Agricultural & Environmental Letters (Jun 2025)
Radioisotopic labeling reveals inaccuracy of phosphorus use efficiency of ammonium phosphate fertilizers calculated by the difference method
Abstract
Abstract Management of phosphorus (P) inputs to agroecosystems is often evaluated by phosphorus use efficiency (PUE), but different calculation approaches may yield discrepancies in estimated PUE values. We evaluated PUE (i) indirectly calculated by difference in crop P uptake between a P‐fertilized versus a P‐unfertilized control (PUEdiff) and (ii) directly measured by tracing radioisotopically labeled fertilizer P (PUEisotope).
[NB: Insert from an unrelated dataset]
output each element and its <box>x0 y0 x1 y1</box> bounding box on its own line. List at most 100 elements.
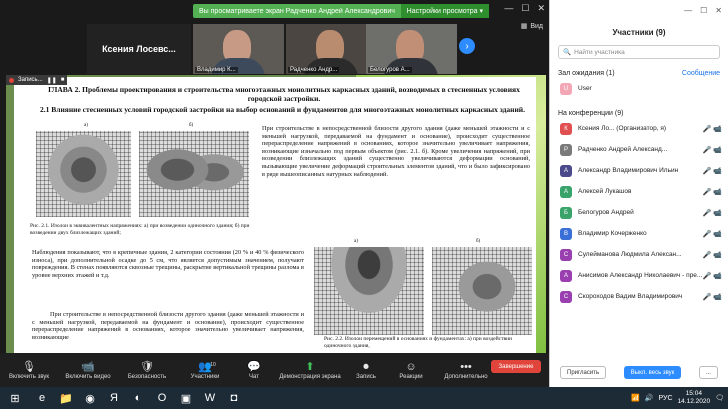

Using two ammonium phosphate fertilizers of high (monoammonium phosphate [MAP]) and low (struvite) water solubility in three soils with non‐limiting extractable soil P concentrations (Mehlich‐3 P > 25 mg kg−1), we find dissimilar PUEisotope versus PUEdiff. PUEdiff often yielded negative values (77% of observations), whereas PUEisotope was (i) positive and (ii) higher (two‐ to fourfold) for MAP than struvite, and (iii) unassociated with soil Mehlich‐3 P concentrations. Thus, PUEdiff appears to underestimate PUE and miss differences in PUE among fertilizerss. Our results raise the need to reconsider calculation of PUE and to address practical challenges to in situ measurement of PUEisotope.